I've been making tests for about 15 minutes now, with nothing running other than eclipse just in case, and I saw a real difference, you can try it out.

When I tried timing how long java takes to do "nothing" and it took around 500 nanoseconds just to have an idea.

Then I tested how long it takes to run a for statement where it increases:

for(i=0;i<100;i++){}

Then five minutes later I tried the "backwards" one:

for(i=100;i>0;i--)

And I've got a huge difference (in a tinny tiny level) of 16% between the first and the second for statements, the latter being 16% faster.

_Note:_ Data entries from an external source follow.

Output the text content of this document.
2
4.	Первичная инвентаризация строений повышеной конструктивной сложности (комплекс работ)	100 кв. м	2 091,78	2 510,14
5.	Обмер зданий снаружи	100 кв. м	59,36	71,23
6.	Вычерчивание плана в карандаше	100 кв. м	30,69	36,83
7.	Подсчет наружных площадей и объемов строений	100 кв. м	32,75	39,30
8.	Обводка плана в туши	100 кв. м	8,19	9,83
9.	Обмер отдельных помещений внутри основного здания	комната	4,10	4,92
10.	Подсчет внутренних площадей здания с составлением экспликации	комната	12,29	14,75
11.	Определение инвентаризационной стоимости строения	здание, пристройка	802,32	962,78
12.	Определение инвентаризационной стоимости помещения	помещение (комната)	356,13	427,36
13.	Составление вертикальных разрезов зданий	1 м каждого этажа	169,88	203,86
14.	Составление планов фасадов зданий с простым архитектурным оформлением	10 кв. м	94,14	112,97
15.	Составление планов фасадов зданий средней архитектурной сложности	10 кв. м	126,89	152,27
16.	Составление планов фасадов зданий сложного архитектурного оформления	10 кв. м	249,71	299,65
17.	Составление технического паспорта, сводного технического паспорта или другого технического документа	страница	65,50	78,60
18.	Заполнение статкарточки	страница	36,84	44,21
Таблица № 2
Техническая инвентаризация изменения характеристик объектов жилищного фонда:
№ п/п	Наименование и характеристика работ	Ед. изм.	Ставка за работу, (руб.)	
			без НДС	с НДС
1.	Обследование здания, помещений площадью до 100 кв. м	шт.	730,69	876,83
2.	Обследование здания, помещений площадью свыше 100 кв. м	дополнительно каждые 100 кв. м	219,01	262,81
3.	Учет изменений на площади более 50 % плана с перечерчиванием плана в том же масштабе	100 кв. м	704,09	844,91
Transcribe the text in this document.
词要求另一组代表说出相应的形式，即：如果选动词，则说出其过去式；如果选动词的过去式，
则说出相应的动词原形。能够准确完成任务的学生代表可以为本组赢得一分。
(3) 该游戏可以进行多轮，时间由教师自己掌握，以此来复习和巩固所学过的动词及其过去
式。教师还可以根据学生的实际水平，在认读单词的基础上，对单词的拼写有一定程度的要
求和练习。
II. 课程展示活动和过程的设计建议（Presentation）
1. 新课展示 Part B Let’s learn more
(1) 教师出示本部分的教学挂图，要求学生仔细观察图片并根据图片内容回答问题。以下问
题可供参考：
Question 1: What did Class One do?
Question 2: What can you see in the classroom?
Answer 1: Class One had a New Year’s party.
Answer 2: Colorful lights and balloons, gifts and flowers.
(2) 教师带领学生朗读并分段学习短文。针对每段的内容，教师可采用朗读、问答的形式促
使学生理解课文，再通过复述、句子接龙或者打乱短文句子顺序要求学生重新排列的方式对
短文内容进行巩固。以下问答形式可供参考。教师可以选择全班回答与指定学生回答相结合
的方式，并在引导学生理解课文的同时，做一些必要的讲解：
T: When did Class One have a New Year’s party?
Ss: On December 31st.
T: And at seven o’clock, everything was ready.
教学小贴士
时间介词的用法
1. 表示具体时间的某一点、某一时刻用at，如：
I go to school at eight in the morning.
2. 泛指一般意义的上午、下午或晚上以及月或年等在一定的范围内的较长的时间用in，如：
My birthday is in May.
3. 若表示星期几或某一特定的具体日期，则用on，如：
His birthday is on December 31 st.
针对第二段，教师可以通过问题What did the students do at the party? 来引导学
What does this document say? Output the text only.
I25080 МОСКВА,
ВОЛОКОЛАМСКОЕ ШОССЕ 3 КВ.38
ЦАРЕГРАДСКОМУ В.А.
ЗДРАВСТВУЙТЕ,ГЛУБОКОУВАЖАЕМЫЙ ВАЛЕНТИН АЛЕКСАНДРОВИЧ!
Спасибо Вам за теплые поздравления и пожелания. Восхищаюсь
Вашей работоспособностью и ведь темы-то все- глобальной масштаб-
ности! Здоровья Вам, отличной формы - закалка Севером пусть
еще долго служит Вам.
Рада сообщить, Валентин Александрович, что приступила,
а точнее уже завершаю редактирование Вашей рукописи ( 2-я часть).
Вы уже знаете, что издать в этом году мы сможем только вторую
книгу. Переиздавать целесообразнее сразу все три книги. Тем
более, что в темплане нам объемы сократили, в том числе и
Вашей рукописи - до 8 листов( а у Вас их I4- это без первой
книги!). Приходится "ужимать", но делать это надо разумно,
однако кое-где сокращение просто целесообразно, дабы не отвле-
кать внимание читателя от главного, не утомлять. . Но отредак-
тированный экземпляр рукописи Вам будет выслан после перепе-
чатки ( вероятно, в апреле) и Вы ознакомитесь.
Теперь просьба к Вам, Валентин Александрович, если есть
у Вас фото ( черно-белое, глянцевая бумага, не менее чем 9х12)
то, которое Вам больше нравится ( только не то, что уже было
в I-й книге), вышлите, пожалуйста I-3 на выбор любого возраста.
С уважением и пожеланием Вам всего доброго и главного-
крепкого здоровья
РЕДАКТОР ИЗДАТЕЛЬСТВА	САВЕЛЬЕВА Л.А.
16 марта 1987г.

Average time for running the "increasing" for statement during 2000 tests: 1838 n/s

Average time for running the "decreasing" for statement during 2000 tests: 1555 n/s

Code used for such tests:

public static void main(String[] args) {
    long time = 0;  
    for(int j=0; j<100; j++){
    long startTime = System.nanoTime();
    int i;
        /*for(i=0;i<100;i++){

        }*/
        for(i=100;i>0;i--){

        }
    long endTime = System.nanoTime();
    time += ((endTime-startTime));
    }
    time = time/100;
    System.out.print("Time: "+time);
}

Conclusion: The difference is basically nothing, it already takes a significant amount of "nothing" to do "nothing" in relation to the for statement tests, making the difference between them negligible, just the time taken for importing a library such as java.util.Scanner takes way more to load than running a for statement, it will not improve your application's performance significantly, but it's still really cool to know.